Similarly, California Gov. Gavin Newsom (D) said the images coming out of his state represent a “cry out for change.”

“CA has invested more in wildfire prevention than any time in our history. Enacted bold climate policies. But it’s not enough,” he said. “We must do more. We need action at EVERY level. CA cannot do this alone.”

“Climate change is REAL,” he added, urging Americans to vote:

“This is what climate change looks like,” New York Gov. Andrew Cuomo (D) said, providing pictures of the scenes in the west. “The proof is right in front of us”:

“None of this is normal, and confronting climate change is on the ballot this year,” Hillary Clinton said on Thursday, asking people to vote “as early as you can, for a habitable planet”:

Other progressive leaders joined in the narrative, demanding climate change action:

Critics say the left’s narrative is misguided, as it ignores the reality of poor forest management driven by environmentalists. Earlier this year, a panel of experts attributed the wildfires across the region to “the way we manage lands and develop our landscape” rather than climate change, primarily, as Breitbart News reported:

Speaking at the annual conference of the National Council for Science and the Environment in Washington D.C., Scott Stephens, a professor of fire science at the University of California, Berkeley, said that perhaps 20 to 25 percent of the wildfire damage resulted from climate change, whereas “75 percent is the way we manage lands and develop our landscape.”

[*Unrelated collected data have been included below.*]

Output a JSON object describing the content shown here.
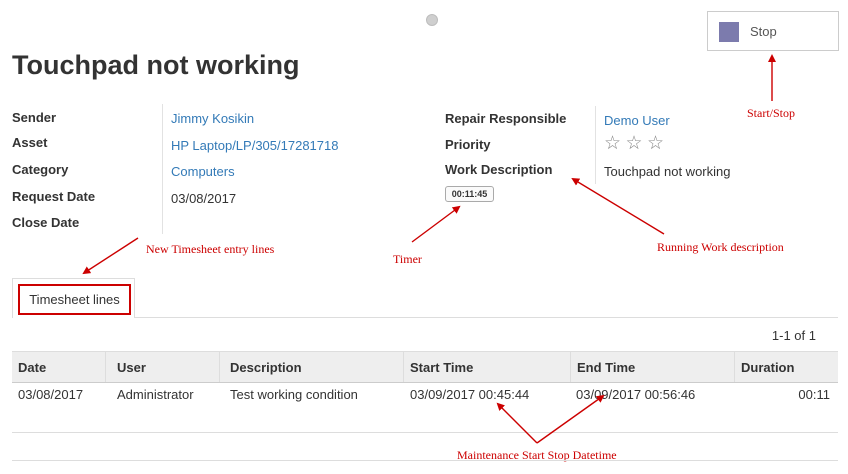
{
  "header": {
    "title": "Touchpad not working",
    "stop_button_label": "Stop",
    "stop_color": "#7c7bad"
  },
  "form": {
    "left_fields": [
      {
        "label": "Sender",
        "value": "Jimmy Kosikin",
        "link": true
      },
      {
        "label": "Asset",
        "value": "HP Laptop/LP/305/17281718",
        "link": true
      },
      {
        "label": "Category",
        "value": "Computers",
        "link": true
      },
      {
        "label": "Request Date",
        "value": "03/08/2017",
        "link": false
      },
      {
        "label": "Close Date",
        "value": "",
        "link": false
      }
    ],
    "repair_responsible_label": "Repair Responsible",
    "repair_responsible_value": "Demo User",
    "priority_label": "Priority",
    "priority_stars": 3,
    "priority_value": 0,
    "work_description_label": "Work Description",
    "work_description_value": "Touchpad not working",
    "timer": "00:11:45"
  },
  "tabs": [
    {
      "label": "Timesheet lines"
    }
  ],
  "pager": "1-1 of 1",
  "table": {
    "columns": [
      "Date",
      "User",
      "Description",
      "Start Time",
      "End Time",
      "Duration"
    ],
    "rows": [
      [
        "03/08/2017",
        "Administrator",
        "Test working condition",
        "03/09/2017 00:45:44",
        "03/09/2017 00:56:46",
        "00:11"
      ]
    ]
  },
  "annotations": {
    "start_stop": "Start/Stop",
    "timesheet_lines": "New Timesheet entry lines",
    "timer": "Timer",
    "work_description": "Running Work description",
    "start_stop_datetime": "Maintenance Start Stop Datetime"
  },
  "colors": {
    "link": "#337ab7",
    "annotation": "#cc0000"
  }
}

Stephens noted that in past centuries, wildfires were far more widespread than they are today, and played a vital role in California’s ecosystem by helping to thin forests, Thomas Frank reported for E&E News.

In the 18th century, for instance, when California was occupied by indigenous communities, wildfires would burn up some 4.5 million acres a year, said Stephens, whereas from 2013 through 2019, wildfires burned an average of just 935,000 acres annually in California.

A greater focus has been placed on “fire suppression” rather than prescribed burning, which California’s Environmental Protection Agency described as “the intentional use of fire to reduce wildfire hazards, clear downed trees, control plant diseases, improve rangeland and wildlife habitats, and restore natural ecosystems.”

“Fire suppression activities over the last 100–150 years have largely taken fire out of the system, causing far-reaching changes in habitats and forest health,” the California Department of Forestry and Fire Protection (CAL FIRE) states on its website.

“Many of the forest plant communities are not adapted to today’s exceedingly hot fires,” CAL FIRE continued. “During these fires many mature trees succumb from top kill while others have their roots killed due to decades of accumulated debris burning down into the root zones.”

Newsom recently agreed to a plan a $1 billion plan, in agreement with the United States Forest Service, to “clear vegetation that fuels fires on one million acres annually by 2025, with a plan on how to do that in place in 2021,” as Breitbart News detailed.

One hundred and two fires are raging across 12 states and have burned 4.4 million acres, according to the National Interagency Fire Center.

Correction: The photo on this article was incorrectly identified as the Golden Gate Bridge in San Francisco. The photo depicts the Bidwell Bar Bridge in Oroville, California. The photo caption and story have been updated accordingly.